Onestamente, gli aspetti organizzativi sono stati la sfida più grande. Devo però anche dire che forse è stata la sfida a cui abbiamo risposto nel modo migliore. Fin dall’inizio, quando abbiamo cominciato a pensare in ottica di Smart Product e domotica 2.0, sapevamo che, essendo organizzati per Business Unit separate, questa sarebbe diventata una criticità per la buona riuscita del progetto. Era evidente infatti che nessuna Business Unit sarebbe stata disposta a portare avanti un progetto condiviso, “di piattaforma”: ognuno aveva in mente i propri processi e le proprie tecnologie e avrebbe cercato di imporre la propria visione a tutto il progetto. A questo punto, abbiamo dovuto rimboccarci le mani e creare un’organizzazione trasversale – che abbiamo chiamato Connected Unit– raccogliendo al suo interno expertise nell’ambito del marketing, dell’ elettronica e CRM. Parallelamente, abbiamo tagliato i budget di ricerca e sviluppo dalle singole Business Unit e li abbiamo fatti convergere nella nuova unità. Senza questa decisione non saremmo mai stati in grado, ad esempio, di creare un’app in grado di interagire con tutti i nostri prodotti in modo intelligente. In questo senso, la fortuna è stata capire questo subito e trovare una soluzione fin dall’inizio. C’è da dire che abbiamo anche avuto il vantaggio di avere a capo della nuova unità un manager molto bravo, con un’esperienza pregressa in ambito domotico, proprio in Corea. Grazie a lui siamo riusciti a trasmettere anche al nostro interno il concetto di ecosistema, che ci ha permesso di portare a termine con successo la trasformazione della struttura aziendale.
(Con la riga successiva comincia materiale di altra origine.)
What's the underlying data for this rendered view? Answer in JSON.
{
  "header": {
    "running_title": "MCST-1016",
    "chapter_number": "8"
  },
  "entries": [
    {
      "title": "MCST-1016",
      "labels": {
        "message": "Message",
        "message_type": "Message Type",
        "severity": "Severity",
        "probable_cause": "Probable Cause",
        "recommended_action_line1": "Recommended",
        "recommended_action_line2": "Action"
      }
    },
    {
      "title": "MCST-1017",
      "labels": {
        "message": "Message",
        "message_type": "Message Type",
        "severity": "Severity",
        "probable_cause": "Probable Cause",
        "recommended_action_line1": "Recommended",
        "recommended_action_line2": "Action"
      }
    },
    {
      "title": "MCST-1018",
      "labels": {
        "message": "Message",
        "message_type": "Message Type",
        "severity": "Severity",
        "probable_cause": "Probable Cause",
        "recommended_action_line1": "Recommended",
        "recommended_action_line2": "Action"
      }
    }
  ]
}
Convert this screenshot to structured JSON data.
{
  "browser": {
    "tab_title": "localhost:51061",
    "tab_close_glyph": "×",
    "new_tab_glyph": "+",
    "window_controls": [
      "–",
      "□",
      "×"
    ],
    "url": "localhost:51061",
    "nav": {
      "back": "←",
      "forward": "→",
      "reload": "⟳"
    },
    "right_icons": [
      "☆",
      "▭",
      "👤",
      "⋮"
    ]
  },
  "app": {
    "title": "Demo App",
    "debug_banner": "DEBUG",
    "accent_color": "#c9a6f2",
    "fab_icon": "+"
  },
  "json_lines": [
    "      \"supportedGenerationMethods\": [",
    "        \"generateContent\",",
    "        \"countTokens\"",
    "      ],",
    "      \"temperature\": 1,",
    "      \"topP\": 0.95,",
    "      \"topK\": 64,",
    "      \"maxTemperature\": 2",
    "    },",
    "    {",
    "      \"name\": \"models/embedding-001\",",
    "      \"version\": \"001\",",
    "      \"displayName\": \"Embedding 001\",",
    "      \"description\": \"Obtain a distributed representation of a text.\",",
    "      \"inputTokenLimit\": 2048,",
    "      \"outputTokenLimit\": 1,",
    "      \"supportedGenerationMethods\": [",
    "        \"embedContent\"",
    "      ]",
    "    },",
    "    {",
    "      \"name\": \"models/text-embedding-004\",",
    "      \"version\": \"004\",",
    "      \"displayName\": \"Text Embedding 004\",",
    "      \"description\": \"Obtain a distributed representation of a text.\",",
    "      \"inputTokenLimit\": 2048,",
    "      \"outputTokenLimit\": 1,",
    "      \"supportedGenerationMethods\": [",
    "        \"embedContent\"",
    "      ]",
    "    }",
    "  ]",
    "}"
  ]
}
Un’ultima domanda: lei spesso fa riferimento in modo particolare alle lavatrici… e gli altri elettrodomestici?
Sicuramente il nostro business, soprattutto in termini di numeri, si basa molto sul lavaggio e sulle lavatrici. Tenga presente che, per motivi di scala, molto spesso usiamo questi elettrodomestici come banco di prova per nuovi progetti e innovazioni. In realtà, poi, i grandi vantaggi che otteniamo nell’ambito IoT sono attribuibili soprattutto ad ecosistemi all’interno della casa, come ad esempio la cucina, perché è dagli ecosistemi che si genera il vero valore.